There’s nowhere else for them to conquer.
Then, one day, a young human child is tempted out of the family cave by hunger and takes food from an Alien. It causes a sensation. So close to a wild human! The human, let’s call him Adam, although the rich language humans used to have has been destroyed and replaced with some basic warnings and hunting calls and a few fireside myths about a golden age before the Aliens came. Adam is the talk of the aliens. A tame human! Fed by hand! Some want it killed and his home and relatives destroyed. Humans are pests and vermin, remember?
Humans become valued and prized by the aliens. They are treated as a rarity, a curiosity and trips are organised to see them, not to hunt and kill them but to photograph them and interact with them.

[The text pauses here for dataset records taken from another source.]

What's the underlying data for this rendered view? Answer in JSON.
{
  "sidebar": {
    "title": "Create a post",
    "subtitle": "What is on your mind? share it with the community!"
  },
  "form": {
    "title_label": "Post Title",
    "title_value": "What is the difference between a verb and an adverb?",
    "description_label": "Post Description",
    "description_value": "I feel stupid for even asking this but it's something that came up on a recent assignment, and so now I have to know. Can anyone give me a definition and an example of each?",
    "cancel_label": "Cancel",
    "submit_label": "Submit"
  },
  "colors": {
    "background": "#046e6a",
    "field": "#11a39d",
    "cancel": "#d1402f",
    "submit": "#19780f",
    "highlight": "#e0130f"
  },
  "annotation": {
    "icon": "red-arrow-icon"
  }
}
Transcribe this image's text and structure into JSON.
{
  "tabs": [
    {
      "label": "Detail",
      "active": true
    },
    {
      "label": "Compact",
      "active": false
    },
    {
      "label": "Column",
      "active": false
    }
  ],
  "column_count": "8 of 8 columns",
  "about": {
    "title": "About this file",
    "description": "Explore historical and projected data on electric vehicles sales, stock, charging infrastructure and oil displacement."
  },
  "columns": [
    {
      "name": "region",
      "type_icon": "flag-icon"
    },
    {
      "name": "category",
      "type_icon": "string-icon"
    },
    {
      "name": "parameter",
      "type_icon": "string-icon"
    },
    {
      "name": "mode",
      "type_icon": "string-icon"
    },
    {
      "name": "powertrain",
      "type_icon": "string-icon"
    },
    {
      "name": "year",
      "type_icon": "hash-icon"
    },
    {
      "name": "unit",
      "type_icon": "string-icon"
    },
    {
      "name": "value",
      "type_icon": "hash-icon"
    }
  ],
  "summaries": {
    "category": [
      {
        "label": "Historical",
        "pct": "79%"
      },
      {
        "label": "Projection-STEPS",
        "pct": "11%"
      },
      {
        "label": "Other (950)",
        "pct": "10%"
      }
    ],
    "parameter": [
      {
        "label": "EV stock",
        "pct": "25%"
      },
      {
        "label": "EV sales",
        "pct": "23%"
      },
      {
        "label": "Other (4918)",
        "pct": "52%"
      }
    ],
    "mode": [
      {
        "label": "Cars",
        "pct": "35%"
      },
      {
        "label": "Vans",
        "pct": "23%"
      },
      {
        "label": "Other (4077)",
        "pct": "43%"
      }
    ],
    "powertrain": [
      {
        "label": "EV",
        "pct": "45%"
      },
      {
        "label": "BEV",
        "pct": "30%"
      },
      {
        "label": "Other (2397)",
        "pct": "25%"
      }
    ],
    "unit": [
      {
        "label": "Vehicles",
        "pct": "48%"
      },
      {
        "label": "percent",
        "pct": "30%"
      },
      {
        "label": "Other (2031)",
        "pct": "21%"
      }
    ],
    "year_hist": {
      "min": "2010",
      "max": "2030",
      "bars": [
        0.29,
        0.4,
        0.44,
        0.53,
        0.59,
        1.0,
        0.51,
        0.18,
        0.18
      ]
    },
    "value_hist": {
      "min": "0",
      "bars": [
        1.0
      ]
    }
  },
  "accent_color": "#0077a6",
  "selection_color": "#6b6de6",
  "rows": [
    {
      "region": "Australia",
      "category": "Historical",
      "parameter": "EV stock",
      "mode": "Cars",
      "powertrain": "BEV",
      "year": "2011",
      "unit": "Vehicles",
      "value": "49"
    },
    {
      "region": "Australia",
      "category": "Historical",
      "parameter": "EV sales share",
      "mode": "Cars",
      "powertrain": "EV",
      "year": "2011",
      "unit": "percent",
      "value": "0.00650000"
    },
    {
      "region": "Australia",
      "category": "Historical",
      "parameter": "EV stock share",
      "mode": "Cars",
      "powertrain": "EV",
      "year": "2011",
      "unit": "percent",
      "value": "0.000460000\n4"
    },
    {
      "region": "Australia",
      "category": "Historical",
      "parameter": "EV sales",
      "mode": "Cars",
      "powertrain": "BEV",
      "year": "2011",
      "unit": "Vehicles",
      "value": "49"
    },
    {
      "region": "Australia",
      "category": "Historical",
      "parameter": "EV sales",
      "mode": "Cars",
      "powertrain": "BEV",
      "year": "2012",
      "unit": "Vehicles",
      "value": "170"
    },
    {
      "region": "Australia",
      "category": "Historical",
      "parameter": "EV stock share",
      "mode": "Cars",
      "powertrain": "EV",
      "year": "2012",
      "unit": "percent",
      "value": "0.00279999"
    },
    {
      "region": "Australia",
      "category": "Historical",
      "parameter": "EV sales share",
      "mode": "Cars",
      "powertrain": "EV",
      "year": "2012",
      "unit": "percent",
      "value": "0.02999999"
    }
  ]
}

Aliens can have greater prestige from removing their cultured food animals and crops and building imitation human villages with artificial food and clean water.
That’s our relationship with nature; and we are the alien species. We have, over centuries, killed the majority of our wildlife and with our wildlife our wilder life has disappeared with it. What is left is a sorry remnant of what it used to be. Paranoid, anxious, crippled by mistrust and ready to flee at the slightest sign of danger.
Birds don’t know what a gun is, yet all those who remain, react when a certain shape that we would recognise as human raises something we would recognise as a gun. I raise my camera to take a photograph of a Hooded Crow. It flies away.